Cell Therapeutics, Inc. Series F Preferred Stock Certificate Form

Contract Categories: Business Finance Stock Agreements
Summary

This document is a stock certificate form issued by Cell Therapeutics, Inc. to certify ownership of Series F Preferred Stock shares. The certificate is transferable on the company's share register by the holder or their authorized representative upon proper endorsement. Ownership and rights are subject to the company's Articles of Incorporation and Bylaws, and the shares may be convertible into common stock as specified in those documents.
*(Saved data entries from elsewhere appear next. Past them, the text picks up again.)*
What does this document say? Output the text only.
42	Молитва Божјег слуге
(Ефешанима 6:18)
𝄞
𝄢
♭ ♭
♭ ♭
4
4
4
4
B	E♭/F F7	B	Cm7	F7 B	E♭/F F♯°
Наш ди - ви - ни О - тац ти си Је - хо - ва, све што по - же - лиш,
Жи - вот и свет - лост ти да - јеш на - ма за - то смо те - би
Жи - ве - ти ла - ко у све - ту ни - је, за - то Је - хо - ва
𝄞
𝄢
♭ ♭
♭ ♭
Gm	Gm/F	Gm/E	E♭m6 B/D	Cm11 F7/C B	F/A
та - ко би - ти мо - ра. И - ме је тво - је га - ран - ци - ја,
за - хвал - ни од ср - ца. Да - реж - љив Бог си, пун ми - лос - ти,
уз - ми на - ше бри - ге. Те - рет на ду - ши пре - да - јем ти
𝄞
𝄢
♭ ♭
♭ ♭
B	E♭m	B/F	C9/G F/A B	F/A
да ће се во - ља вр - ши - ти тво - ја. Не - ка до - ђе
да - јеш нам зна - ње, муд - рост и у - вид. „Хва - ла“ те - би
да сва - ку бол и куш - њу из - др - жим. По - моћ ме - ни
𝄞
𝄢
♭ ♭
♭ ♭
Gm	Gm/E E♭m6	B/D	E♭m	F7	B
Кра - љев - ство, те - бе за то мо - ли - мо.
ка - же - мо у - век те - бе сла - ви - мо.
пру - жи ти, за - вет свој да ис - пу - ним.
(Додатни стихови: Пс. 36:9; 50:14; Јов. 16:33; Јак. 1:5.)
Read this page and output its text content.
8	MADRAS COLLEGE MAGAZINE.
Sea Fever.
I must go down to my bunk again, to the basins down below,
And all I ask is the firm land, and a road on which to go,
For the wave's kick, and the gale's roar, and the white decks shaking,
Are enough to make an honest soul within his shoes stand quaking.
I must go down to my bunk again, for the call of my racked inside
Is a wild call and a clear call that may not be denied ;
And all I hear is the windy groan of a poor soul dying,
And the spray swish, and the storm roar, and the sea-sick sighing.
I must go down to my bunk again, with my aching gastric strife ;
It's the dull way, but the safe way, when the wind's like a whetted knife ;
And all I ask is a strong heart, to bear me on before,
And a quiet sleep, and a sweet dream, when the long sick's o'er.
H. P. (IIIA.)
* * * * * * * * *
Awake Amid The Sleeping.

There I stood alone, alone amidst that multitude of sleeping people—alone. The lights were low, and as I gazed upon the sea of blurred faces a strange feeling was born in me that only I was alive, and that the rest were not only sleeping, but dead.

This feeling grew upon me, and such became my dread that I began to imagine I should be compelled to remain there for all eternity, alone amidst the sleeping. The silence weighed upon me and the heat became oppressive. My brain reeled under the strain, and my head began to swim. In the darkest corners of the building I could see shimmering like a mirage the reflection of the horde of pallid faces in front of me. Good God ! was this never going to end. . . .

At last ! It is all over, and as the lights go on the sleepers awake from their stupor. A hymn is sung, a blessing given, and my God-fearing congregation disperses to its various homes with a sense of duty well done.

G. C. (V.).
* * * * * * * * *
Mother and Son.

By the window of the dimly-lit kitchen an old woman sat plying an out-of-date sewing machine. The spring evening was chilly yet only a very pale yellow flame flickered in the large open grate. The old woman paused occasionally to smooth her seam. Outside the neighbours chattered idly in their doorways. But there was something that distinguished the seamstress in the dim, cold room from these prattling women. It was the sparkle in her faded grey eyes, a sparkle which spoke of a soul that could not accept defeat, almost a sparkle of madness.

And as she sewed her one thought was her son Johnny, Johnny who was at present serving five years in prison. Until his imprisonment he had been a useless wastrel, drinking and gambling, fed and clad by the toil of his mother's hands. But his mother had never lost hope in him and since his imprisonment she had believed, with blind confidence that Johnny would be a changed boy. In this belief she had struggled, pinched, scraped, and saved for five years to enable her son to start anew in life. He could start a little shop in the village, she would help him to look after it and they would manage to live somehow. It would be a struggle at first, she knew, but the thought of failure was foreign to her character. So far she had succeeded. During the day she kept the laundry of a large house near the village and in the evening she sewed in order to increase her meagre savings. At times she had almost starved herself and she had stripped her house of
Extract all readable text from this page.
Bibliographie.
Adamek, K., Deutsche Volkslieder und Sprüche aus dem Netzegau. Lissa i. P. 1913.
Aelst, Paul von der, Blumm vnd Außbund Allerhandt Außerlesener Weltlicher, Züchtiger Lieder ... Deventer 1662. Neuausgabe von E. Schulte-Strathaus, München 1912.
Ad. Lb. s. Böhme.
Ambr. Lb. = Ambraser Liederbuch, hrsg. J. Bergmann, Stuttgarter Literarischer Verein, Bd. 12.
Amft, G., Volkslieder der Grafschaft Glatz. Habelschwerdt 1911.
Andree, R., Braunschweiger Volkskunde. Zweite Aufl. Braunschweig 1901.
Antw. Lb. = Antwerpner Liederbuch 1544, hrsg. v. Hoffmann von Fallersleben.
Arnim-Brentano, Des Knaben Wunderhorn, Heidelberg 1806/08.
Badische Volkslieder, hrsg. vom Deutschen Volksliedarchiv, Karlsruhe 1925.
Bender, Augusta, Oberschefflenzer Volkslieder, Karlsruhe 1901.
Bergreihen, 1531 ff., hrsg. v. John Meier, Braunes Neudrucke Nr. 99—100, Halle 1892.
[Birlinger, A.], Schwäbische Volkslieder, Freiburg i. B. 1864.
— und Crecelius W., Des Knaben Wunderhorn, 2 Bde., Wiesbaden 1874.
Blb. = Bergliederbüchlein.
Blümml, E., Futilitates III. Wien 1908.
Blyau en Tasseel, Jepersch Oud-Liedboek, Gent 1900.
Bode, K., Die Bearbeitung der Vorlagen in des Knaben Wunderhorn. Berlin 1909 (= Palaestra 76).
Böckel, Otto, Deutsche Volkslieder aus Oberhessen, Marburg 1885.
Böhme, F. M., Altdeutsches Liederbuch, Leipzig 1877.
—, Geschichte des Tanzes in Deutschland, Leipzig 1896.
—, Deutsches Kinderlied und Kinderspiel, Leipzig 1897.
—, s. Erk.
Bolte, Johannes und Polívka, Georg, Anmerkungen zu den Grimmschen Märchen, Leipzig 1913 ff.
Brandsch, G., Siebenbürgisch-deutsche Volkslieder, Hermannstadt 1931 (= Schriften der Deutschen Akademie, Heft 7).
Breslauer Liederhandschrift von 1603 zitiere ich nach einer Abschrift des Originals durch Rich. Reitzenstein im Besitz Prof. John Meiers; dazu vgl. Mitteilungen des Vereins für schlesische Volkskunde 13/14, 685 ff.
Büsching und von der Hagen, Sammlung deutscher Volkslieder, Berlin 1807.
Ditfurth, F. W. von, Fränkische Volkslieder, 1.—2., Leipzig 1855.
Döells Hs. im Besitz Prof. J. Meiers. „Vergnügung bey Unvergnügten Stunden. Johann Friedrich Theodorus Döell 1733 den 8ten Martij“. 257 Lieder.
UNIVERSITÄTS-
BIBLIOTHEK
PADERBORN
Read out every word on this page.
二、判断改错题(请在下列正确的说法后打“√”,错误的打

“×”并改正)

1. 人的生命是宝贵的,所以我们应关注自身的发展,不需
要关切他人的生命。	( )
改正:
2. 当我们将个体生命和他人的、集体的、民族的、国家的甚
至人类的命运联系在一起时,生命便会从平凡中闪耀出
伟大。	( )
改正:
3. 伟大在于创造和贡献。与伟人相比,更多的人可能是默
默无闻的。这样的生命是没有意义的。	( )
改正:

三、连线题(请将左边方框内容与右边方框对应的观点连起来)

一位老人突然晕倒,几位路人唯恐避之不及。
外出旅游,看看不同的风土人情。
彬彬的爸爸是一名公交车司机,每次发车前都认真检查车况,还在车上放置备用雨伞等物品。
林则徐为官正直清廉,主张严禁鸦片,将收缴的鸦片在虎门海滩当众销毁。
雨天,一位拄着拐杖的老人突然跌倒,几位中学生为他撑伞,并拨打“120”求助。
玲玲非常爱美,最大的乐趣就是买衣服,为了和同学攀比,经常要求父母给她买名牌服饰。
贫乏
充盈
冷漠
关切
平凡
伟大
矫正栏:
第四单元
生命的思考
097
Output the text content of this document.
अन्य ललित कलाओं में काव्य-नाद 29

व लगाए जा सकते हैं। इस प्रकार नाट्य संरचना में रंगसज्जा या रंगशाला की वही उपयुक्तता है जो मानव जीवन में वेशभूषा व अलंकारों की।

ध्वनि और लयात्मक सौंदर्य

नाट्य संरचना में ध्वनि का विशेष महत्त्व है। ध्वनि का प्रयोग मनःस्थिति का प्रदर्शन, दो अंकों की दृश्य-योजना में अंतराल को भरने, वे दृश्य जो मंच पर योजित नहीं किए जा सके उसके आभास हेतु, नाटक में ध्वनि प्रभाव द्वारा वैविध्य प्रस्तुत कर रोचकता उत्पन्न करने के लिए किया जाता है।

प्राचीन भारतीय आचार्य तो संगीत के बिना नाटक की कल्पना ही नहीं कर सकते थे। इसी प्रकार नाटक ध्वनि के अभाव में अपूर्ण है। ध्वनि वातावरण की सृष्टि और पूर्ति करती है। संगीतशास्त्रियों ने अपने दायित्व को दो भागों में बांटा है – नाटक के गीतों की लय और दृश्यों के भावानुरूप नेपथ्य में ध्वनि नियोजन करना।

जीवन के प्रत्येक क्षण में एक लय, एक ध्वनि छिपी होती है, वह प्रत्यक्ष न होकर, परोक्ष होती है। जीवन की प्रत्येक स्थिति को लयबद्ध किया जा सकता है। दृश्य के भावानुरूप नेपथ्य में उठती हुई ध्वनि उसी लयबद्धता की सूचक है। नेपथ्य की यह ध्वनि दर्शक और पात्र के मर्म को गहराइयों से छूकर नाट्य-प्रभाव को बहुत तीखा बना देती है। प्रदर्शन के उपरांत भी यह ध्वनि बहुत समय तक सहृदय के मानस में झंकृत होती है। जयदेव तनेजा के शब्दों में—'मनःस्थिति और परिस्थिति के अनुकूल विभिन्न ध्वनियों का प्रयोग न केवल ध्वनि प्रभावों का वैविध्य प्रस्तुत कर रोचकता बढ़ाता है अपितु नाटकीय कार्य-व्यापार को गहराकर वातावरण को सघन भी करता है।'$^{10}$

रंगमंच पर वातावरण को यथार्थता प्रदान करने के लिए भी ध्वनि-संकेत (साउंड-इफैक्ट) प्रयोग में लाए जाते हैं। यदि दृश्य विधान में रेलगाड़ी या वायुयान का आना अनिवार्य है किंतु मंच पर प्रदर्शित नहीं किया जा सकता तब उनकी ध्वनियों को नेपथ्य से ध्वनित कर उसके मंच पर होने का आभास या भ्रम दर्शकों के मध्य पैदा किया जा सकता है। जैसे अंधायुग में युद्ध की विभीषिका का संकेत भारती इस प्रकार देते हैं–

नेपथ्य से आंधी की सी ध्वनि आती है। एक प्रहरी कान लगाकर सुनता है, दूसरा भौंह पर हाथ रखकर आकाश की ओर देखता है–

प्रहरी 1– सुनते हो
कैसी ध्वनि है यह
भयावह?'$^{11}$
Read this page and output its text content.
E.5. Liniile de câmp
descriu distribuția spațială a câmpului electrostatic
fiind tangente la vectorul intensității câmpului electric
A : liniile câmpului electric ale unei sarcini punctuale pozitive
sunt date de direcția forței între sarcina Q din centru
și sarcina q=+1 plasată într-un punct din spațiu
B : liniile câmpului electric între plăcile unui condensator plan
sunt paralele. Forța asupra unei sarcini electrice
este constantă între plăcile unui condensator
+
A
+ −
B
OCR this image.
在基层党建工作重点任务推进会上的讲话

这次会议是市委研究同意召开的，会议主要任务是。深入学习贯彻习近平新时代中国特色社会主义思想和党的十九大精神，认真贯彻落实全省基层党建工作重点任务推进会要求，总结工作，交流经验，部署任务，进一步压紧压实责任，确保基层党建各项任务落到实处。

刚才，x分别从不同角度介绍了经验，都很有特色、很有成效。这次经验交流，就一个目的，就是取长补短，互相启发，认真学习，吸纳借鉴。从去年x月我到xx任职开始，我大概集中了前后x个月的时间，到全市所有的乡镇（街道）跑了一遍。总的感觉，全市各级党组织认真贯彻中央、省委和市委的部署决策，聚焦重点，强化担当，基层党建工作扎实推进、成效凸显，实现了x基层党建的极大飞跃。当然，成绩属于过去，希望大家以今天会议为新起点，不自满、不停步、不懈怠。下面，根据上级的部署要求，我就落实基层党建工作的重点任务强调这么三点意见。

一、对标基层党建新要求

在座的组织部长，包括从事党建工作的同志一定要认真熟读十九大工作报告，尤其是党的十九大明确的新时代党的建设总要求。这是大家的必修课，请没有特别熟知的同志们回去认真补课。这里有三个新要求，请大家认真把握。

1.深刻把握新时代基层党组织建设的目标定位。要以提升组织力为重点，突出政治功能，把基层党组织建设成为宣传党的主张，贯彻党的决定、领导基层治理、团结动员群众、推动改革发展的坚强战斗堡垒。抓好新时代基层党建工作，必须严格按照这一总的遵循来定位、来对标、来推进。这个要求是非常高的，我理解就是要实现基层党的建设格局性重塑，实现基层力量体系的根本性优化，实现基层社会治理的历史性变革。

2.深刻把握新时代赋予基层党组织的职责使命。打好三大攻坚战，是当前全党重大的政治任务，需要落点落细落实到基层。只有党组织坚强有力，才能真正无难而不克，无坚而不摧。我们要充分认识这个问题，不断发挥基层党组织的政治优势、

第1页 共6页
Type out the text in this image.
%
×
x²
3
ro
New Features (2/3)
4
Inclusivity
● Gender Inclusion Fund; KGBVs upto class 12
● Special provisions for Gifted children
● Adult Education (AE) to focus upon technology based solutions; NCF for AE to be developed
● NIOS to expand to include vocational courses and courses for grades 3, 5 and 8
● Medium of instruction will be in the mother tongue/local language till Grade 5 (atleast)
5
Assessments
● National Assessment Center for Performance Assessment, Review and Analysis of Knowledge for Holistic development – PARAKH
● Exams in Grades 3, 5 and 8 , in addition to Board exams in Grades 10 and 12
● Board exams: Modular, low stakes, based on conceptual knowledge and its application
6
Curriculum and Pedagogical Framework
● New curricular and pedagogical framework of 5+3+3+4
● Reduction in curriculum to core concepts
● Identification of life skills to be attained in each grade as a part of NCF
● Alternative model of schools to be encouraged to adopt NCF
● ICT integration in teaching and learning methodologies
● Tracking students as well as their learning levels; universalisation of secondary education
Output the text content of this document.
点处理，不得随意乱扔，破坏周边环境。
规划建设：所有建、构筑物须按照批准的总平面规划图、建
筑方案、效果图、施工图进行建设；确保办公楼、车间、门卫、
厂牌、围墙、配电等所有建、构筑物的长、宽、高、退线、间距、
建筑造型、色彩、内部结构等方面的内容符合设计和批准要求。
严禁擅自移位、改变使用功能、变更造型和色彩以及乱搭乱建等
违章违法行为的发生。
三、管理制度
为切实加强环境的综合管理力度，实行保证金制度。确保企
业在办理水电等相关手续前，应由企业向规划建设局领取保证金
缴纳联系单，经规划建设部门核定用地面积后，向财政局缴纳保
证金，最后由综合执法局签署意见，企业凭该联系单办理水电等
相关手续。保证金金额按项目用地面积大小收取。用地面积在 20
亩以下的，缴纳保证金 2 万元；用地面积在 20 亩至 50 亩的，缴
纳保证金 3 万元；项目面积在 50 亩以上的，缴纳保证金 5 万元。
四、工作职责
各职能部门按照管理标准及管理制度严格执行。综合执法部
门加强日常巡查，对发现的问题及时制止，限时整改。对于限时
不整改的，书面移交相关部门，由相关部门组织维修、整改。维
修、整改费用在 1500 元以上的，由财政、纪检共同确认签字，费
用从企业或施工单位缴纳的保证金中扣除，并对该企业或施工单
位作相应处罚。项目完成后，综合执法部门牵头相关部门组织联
The certificate also includes a section for assignment and transfer of shares to another party.

EX-4.8 2 dex48.htm FORM OF SERIES F PREFERRED STOCK CERTIFICATE Form of Series F Preferred Stock Certificate

Exhibit 4.8

 

Number PF-__    CELL THERAPEUTICS, INC.    *_____* Shares
   A Washington Corporation    Series F Preferred Stock

THIS CERTIFIES THAT *___________* is the record holder of *_____________ (______)* shares of Series F Preferred Stock of Cell Therapeutics, Inc. (the “Corporation”) transferable only on the share register of the Corporation by the holder, in person or by such holder’s duly authorized attorney, upon surrender of this certificate properly endorsed or assigned.

This certificate and the shares represented hereby shall be held subject to all of the provisions of the Articles of Incorporation and the Bylaws of the Corporation and any amendments thereto, a copy of each of which is on file at the office of the Corporation and made a part hereof as fully as though the provisions of said Articles of Incorporation and Bylaws were imprinted in full on this Certificate, to all of which the holder of this Certificate, by acceptance hereof, assents and agrees to be bound.

The shares represented by this Certificate may become convertible into shares of Common Stock as set forth in the Articles of Incorporation of the Corporation.

The Corporation will furnish without charge to each shareholder who so requests, the powers, designations, preferences and relative, participating, optional or other special rights of each class of stock or series thereof and the qualifications, limitations or restrictions of such preferences or rights.

IN WITNESS WHEREOF, the Corporation has caused this Certificate to be signed by its duly authorized officers this __ day of _________, 2009.

         
Louis A. Bianco, Chief Financial Officer     Louis A. Bianco, Executive Vice President, Finance and Administration


FOR VALUE RECEIVED, THE UNDERSIGNED HEREBY SELLS, ASSIGNS AND TRANSFERS UNTO ______________________________________________________________ SHARES REPRESENTED BY THE WITHIN CERTIFICATE AND DOES HEREBY IRREVOCABLY CONSTITUTE AND APPOINT ______________ ATTORNEY TO TRANSFER THE SAID SHARES ON THE SHARE REGISTER OF THE WITHIN NAMED CORPORATION WITH FULL POWER OF SUBSTITUTION IN THE PREMISES.

DATED ____________

  
(Signature)

NOTICE: THE SIGNATURE ON THIS ASSIGNMENT MUST CORRESPOND WITH THE NAME AS WRITTEN UPON THE FACE OF THIS CERTIFICATE, IN EVERY PARTICULAR, WITHOUT ALTERATION OR ENLARGEMENT, OR ANY CHANGE WHATEVER.